It’s a new year, which means we’re finally ticking off things from our to-do list that have been long neglected.
We all know the typical resolutions — getting in shape, paying off debt, eating better, cleaning out that pesky inbox. Then there are the fun picks, like finally decorating the guest room or starting a savings account for your dream Disney vacation.
If you’re like a lot of people, putting together your estate plan probably isn’t high on your list of priorities. It's one of those incredibly important things we all know we need, but can never find the time to follow through on.
If you've been thinking about those first steps towards getting your estate in order, but you aren't ready to do a full fledged legal plan just yet, here are a few tips that can help you in the meantime.
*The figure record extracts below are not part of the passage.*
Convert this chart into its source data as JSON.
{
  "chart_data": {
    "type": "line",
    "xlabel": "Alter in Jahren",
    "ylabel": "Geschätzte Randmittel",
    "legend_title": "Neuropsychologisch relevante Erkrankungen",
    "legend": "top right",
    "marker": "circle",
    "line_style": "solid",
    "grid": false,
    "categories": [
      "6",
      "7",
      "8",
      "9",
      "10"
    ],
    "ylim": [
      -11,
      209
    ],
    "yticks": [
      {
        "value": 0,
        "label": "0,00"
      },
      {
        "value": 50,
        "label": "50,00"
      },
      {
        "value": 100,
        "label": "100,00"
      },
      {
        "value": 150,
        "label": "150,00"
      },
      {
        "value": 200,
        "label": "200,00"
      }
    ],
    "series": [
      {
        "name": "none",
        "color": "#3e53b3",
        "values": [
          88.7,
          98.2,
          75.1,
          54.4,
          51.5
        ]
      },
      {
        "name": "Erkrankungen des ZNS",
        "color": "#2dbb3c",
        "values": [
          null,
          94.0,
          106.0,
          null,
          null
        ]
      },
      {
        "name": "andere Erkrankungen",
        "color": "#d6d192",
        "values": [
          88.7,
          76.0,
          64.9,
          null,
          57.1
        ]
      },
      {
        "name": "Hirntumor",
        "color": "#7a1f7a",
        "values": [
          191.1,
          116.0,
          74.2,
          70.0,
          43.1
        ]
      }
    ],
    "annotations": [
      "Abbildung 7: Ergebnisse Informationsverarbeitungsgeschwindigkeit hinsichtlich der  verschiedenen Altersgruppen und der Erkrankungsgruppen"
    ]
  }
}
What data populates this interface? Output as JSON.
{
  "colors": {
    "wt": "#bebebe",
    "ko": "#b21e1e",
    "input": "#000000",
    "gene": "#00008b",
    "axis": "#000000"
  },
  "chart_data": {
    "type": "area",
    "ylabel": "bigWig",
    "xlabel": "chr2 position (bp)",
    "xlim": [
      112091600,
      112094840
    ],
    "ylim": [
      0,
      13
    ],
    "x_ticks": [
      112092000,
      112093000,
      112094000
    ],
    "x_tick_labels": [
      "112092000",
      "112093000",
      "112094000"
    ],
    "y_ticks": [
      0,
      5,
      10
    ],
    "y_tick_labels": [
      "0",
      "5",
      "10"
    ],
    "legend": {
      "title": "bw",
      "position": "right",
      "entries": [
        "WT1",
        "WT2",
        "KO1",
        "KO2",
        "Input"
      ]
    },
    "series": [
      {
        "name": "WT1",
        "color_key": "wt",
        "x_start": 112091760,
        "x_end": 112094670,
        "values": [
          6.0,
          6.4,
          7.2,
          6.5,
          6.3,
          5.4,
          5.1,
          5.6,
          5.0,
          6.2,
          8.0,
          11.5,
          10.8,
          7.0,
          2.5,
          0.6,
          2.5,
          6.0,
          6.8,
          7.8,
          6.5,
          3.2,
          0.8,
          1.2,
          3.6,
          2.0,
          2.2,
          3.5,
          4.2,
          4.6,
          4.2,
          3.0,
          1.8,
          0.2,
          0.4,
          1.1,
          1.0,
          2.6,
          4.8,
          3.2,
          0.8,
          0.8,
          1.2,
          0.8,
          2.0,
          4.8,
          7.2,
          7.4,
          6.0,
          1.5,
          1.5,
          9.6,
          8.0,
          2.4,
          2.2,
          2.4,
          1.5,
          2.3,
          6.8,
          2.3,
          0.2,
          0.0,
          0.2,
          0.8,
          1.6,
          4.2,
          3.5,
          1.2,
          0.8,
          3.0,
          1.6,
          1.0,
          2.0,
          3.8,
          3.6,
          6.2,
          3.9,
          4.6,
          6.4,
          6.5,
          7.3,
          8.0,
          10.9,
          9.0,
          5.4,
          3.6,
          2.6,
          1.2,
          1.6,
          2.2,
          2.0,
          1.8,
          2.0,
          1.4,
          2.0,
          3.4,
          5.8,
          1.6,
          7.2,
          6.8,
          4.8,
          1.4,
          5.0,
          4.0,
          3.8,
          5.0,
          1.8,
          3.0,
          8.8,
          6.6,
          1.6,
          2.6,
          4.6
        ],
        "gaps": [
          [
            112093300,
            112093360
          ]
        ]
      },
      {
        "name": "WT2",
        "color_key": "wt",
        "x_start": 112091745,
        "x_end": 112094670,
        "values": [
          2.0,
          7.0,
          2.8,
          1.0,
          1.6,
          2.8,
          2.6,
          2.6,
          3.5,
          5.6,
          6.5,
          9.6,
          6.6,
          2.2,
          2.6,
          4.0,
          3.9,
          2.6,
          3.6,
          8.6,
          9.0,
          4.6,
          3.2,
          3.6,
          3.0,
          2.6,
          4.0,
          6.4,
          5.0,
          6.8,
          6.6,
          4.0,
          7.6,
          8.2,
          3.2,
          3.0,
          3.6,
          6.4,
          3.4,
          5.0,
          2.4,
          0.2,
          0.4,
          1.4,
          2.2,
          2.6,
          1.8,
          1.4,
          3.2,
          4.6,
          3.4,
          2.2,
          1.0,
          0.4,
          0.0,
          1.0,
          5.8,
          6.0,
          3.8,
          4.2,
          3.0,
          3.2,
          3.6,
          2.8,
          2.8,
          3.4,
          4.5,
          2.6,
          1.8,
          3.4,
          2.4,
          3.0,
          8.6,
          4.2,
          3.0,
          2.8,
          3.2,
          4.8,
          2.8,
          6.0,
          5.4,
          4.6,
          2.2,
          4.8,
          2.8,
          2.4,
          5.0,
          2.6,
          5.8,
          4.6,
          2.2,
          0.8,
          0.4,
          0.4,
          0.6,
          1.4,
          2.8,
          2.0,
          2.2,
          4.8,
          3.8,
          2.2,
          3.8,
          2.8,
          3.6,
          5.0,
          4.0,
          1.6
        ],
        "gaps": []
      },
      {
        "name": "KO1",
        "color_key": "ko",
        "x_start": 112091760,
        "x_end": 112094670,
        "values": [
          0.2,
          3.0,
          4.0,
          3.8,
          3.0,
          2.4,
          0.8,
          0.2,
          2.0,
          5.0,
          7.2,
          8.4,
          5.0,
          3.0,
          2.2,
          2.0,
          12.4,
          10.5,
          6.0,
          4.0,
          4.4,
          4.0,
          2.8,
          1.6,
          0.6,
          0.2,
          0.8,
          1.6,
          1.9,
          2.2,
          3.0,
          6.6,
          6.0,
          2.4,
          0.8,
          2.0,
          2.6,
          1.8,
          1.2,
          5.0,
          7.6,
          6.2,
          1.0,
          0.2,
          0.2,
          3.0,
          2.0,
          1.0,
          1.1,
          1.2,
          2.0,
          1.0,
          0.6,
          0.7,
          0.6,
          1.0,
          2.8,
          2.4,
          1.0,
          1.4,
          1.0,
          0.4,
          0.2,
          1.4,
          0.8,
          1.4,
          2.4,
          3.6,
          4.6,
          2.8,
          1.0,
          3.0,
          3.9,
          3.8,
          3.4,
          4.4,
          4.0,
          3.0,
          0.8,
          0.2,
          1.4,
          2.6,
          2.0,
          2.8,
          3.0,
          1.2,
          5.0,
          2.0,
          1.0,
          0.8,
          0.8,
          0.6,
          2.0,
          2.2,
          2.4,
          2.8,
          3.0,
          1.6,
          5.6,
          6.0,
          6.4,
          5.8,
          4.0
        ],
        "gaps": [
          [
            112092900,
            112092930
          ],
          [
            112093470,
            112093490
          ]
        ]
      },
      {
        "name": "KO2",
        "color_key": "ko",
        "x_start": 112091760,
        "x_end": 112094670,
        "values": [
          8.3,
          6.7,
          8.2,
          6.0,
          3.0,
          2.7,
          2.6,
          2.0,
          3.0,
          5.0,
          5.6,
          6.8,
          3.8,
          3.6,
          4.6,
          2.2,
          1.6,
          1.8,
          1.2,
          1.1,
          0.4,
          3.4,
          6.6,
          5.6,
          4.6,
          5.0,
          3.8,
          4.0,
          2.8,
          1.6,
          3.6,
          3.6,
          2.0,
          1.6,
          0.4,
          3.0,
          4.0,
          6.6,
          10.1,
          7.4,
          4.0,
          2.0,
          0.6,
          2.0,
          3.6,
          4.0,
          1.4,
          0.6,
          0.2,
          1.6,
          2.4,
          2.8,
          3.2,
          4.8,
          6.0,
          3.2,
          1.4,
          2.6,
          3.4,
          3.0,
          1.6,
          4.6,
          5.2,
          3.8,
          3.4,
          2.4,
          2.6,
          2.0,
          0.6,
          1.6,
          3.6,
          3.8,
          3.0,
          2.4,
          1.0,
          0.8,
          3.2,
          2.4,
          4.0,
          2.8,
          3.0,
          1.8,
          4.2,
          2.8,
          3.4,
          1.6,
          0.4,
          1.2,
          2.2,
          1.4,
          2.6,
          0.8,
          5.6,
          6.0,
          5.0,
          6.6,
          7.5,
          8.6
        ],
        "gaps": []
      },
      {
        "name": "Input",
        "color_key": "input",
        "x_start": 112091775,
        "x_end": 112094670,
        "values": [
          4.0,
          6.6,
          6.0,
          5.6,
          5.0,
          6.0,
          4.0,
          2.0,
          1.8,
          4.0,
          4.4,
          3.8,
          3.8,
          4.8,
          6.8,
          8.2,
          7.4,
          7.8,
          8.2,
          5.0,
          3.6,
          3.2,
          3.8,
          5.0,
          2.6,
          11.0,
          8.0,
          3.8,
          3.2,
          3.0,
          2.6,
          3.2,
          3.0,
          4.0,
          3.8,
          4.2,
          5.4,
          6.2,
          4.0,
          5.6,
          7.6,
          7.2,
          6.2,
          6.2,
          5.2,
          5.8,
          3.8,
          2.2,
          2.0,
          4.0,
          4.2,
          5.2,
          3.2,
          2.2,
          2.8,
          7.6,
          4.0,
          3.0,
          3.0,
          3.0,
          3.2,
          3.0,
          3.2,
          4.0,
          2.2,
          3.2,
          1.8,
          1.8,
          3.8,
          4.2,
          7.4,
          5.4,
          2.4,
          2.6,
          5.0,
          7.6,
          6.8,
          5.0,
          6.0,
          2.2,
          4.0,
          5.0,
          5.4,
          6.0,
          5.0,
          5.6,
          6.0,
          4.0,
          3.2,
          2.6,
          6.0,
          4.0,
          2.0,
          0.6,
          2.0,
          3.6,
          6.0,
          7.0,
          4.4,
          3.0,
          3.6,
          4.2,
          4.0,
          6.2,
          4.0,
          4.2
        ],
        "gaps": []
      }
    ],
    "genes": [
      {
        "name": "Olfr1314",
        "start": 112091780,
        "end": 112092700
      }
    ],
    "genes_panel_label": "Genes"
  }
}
What's mine is yours — If you know how to access it
Married couples share a lot of things: chores, bank accounts, the pesky cold that was going around the office. Unfortunately, they don't always share passwords. This is especially true if an account or service is listed under one spouse and not the other.
Putting together a document with log-in details for bank accounts, credit cards, and other essentials now means you'll always know how to access this crucial information when you need it.
Bonus Tip — Having a "living document" in something like a Google doc allows you to easily update these credentials if and when they change. Click here to download our template — you'll need to save it as an Excel File or to your Google account to make changes.
Medical information is inherently private. But when it comes to the health of your family, knowing important details like the name of primary care physicians, insurance numbers, and specific wishes (such as hospital preferences and religious beliefs) can keep a medical emergency from turning into a fiasco.
Another important step is sharing as much about your detailed medical history as you can. Things like allergies and current medications are need-to-know when you only have a split second to make a decision.
It's not exactly exciting, but by sitting down and talking about your health history beforehand, you have one less thing to worry about if if an emergency situation were to occur.
Every adult should spend the time to create a health care power of attorney and advance directive ("living will"). These documents are the best way to deal with an unexpected medical crisis and guarantees your wishes are fulfilled. That being said, creating a list of the particulars now means you'll at least have the basics covered.
Everyday I'm Shuffling
There's a good chance you have a pile of important documents that is constantly in the process of being filed. Maybe there's a shoebox involved, or a folder that has somehow turned into a miscellaneous catch-all over the years (I may or may not be speaking from personal experience here).
Organizing your important documents is an easy thing you can do to make sure nothing falls through the cracks if something serious happens in the future. Keeping these papers together is also critical for emergency situations like house fires or floods.
Secure fire safes are an inexpensive and reliable way to store your papers. While these "safes" aren't theft proof, they are the best way to protect your documents and ensure everything is together and easily accessible.
Documents to include are:
Official certificates (birth, marriage, etc.)
Identification (passport, copy of drivers license)
Legal documents (wills, trusts, etc)
Little Steps Add Up
Having this basic information together means you're on the way to being prepared for unexpected events that might pop up in the future. And you're also one step closer to creating your official estate plan.
Knowing these details now will help you have a clearer picture when you you start to put together your plans for the future.